Da des Herrn geheimen Staats und Konferenz Ministers Grafen von Montgelas Excellenz die verschiedene Ansichten der Herrn geheimen Räthen hierüber zu vernehmen für gut fanden, so verfügten Dieselbe die Umfrage.

Des Herrn geheimen Staats und Konferenz Ministers Grafen von Reigersberg Excellenz äußerten, daß die Beantwortung des eben genannten Einwurfes Sie nicht veranlaßen könnte, von der mit allem Rechte gemachten Bemerkung einiger Herrn geheimen Räthe in der Sections-Sizung abzugehen. Sie glaubten darauf bestehen zu müßen, daß die in Frage befangenen Protokolle nicht nur zum General-Kommißariate sondern auch zum einschlägigen Appellazions Gerichte eingesendet werden sollten, sonst seie es nicht möglich, daß man {12r} eine volle Übersicht der Geschäftsführung in Justiz-Sachen, eine Kenntniß der Verwaltung der Justiz erhalten könne, und dann könne man auch keineswegs verantwortlich sein. Wenn auch nicht kontentiöse Gegenstände in diesen Protokollen vorkämen, so würde doch die freiwillige Gerichtsbarkeit viele Gegenstände in dieselbe liefern. Das Verlaßenschafts- und Vormunds-Wesen werde bei den Ortsgerichten besorgt; es seie nicht möglich, daß die obervormundschaftliche Behörde zu beurtheilen im Stande, ob die gehörige Ordnung in den Geschäften der Vormundschaften beobachtet werde, wenn sie nicht Einsicht von den darüber geführten Geschäfts-Protokollen nehmen könne.
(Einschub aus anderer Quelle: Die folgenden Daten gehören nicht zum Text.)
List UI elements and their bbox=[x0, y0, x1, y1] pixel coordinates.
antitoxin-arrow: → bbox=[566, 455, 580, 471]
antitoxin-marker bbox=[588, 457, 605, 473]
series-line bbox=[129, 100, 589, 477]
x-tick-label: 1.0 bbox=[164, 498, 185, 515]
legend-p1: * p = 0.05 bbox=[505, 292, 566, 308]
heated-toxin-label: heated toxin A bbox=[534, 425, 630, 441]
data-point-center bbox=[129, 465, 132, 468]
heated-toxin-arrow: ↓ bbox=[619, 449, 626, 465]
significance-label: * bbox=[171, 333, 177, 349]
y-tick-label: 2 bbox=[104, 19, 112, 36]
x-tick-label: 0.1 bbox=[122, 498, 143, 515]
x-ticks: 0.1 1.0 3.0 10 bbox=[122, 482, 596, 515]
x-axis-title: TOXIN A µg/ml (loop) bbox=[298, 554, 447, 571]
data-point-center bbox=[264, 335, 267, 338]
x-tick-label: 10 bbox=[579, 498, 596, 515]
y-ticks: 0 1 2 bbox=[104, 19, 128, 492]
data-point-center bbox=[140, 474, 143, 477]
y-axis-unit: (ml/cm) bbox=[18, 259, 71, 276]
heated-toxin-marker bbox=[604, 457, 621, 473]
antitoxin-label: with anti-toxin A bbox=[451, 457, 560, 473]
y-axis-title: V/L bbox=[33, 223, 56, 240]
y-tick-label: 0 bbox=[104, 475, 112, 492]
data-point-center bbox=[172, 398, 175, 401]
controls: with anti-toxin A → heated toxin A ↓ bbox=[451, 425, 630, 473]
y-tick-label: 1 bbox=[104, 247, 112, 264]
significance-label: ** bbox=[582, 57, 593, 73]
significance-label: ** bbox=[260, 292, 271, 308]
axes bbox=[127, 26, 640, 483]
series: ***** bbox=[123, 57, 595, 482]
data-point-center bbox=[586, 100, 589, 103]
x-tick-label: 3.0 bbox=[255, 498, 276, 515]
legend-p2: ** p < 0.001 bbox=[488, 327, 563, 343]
Übrigens liege es schon in dem bestehenden Organismus, daß derlei Gegenstände zur Kognizion der Justiz Stellen kämen; Sie müßten also, wenn eine Verantwortlichkeit in Anspruch genommen werde, auch die Mittel haben, zur Kenntniß der Gebrechen in der Geschäfts Verwaltung zu kommen, und diese gewähre nur die gleichmäsige Vorlage der Protokollen bei den Appellazions Gerichten.

{12v} Die Herrn geheimen Räthe Graf von Preising, Graf von Törring, von Zentner, Graf von Tassis und von Krenner waren unbedingt für die Faßung des § 72.

Herr geheimer Rath Graf von Arco theilten zwar die Ansicht des Herrn Ministers Grafen von Reigersberg Excellenz darin, daß Verlaßenschafts- und Vormunds-Sachen zur Justizpflege gehören, und daß es eine natürliche Folge seie, auch die Einsicht der Geschäfts Führung darüber den Justiz Stellen zu geben, allein, da kontentiöse Sachen bei den Ortsgerichten nicht vorkämen, und da, wenn auch die Protokolle an die Appellazions-Gerichte eingesendet werden müßten, bei den Ortsgerichten bedeutende Kosten und ein schädlicher Umtrieb eintreten würde, so glaubten sie den übrigen Meinungen beitreten zu müßen.

Die Herrn geheimen Räthe von Effner, Freiherr von Asbek und Graf von Welsperg fanden die von des Herrn Ministers Grafen von Reigersberg Excellenz entwikelte Gründen von der Art, daß Sie denselben vollkommen {13r} beitraten.

Seine Excellenz, der königliche geheime Staats- und Konferenz Minister Herr Graf von Montgelas sprachen sonach in Folge der Stimmen Mehrheit den Beschluß des königlichen geheimen Rathes dahin aus

daß die Faßung des § 72 beibehalten werde.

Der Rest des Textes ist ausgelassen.